European real-life experience demonstrates the OCS-sparing potential of omalizumab in some patients with severe allergic (IgE-mediated) asthma.
长期口服皮质类固醇(OCS)治疗会给患者和医疗资源带来很大负担;寻找可能有助于减少 OCS 用量的治疗方法对于改善哮喘管理非常重要。
为患有重度持续性过敏性哮喘且 OCS 治疗时间>16 周的法国和德国临床医生开具奥马珠单抗处方,收集 OCS 使用数据。OCS 使用数据记录于基线和奥马珠单抗治疗开始后>16 周的非特定时间点。在奥马珠单抗治疗前 12 个月和观察期间,还记录了哮喘加重(FEV1<个人最佳值的 60%,需要 OCS 冲击治疗和非计划就诊/急诊或住院)和哮喘相关住院的次数。
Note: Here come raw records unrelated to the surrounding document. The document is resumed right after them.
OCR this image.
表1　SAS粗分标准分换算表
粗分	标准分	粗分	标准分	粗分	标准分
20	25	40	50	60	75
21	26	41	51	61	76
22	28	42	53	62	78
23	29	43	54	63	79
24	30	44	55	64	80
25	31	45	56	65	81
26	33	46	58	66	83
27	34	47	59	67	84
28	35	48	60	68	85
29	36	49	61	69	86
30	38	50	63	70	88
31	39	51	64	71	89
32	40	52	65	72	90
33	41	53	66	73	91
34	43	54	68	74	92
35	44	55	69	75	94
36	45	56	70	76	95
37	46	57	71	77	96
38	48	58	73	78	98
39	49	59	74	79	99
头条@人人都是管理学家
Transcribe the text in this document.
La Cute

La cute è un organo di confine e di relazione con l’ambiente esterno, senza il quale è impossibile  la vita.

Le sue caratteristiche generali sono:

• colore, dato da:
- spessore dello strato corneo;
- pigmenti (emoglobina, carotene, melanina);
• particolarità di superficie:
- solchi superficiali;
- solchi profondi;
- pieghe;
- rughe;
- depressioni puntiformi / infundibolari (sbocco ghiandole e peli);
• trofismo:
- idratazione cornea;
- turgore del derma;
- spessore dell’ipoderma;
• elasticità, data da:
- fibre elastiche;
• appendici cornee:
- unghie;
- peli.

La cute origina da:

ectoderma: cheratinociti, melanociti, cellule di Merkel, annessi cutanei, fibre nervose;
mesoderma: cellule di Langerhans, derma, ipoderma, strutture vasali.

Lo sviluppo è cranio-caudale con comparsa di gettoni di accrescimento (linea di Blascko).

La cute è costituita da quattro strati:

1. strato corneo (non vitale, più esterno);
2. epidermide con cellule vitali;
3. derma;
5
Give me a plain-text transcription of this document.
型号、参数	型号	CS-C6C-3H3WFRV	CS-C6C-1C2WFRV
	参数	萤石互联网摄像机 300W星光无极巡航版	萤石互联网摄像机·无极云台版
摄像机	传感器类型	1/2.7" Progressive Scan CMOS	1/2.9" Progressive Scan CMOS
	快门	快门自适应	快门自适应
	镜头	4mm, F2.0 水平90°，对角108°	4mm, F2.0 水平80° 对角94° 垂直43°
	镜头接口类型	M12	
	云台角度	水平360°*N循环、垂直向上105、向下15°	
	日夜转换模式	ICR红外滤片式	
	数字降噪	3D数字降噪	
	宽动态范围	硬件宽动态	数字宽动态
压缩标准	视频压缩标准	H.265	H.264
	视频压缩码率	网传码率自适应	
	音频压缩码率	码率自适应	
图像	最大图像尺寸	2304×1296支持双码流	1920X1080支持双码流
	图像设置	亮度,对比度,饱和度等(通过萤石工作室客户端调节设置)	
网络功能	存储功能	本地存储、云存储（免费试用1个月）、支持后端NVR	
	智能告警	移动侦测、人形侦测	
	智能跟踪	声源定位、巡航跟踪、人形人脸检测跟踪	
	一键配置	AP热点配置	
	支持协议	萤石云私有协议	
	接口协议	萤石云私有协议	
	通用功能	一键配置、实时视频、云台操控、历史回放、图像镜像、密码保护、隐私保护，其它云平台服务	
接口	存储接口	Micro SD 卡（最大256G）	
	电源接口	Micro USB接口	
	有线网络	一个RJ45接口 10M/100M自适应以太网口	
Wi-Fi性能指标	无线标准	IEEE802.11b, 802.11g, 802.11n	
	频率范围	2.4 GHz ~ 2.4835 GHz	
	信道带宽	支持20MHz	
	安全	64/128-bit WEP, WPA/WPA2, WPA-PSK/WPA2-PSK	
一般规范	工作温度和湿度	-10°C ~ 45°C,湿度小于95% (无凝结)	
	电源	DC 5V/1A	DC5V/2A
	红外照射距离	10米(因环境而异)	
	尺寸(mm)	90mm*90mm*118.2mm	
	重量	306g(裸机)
总体而言,有 346 例患者接受奥马珠单抗治疗>16 周。其中,166 例(48.0%)正在接受维持性 OCS 治疗(法国 64 例,德国 102 例)。在基线时接受 OCS 治疗的 84 例患者(50.6%)在数据收集时减少/停止了 OCS 剂量;34 例(20.5%)停止使用,50 例(30.1%)减少了 OCS 剂量。在所有基线时接受维持性 OCS 治疗的患者中,每日 OCS 剂量从基线的平均减少量为 29.6%(7.1 mg 泼尼松龙)。在减少/停止维持性 OCS 的患者中,每日 OCS 剂量从基线的平均减少量为 74.3%(15.4 mg 泼尼松龙)。在数据收集时接受治疗的患者,在基线前 12 个月观察到哮喘加重和住院的次数减少,而与 OCS 剂量的变化无关。
欧洲真实世界的经验表明,奥马珠单抗在一些重度过敏性(IgE 介导)哮喘患者中具有减少 OCS 用量的潜力。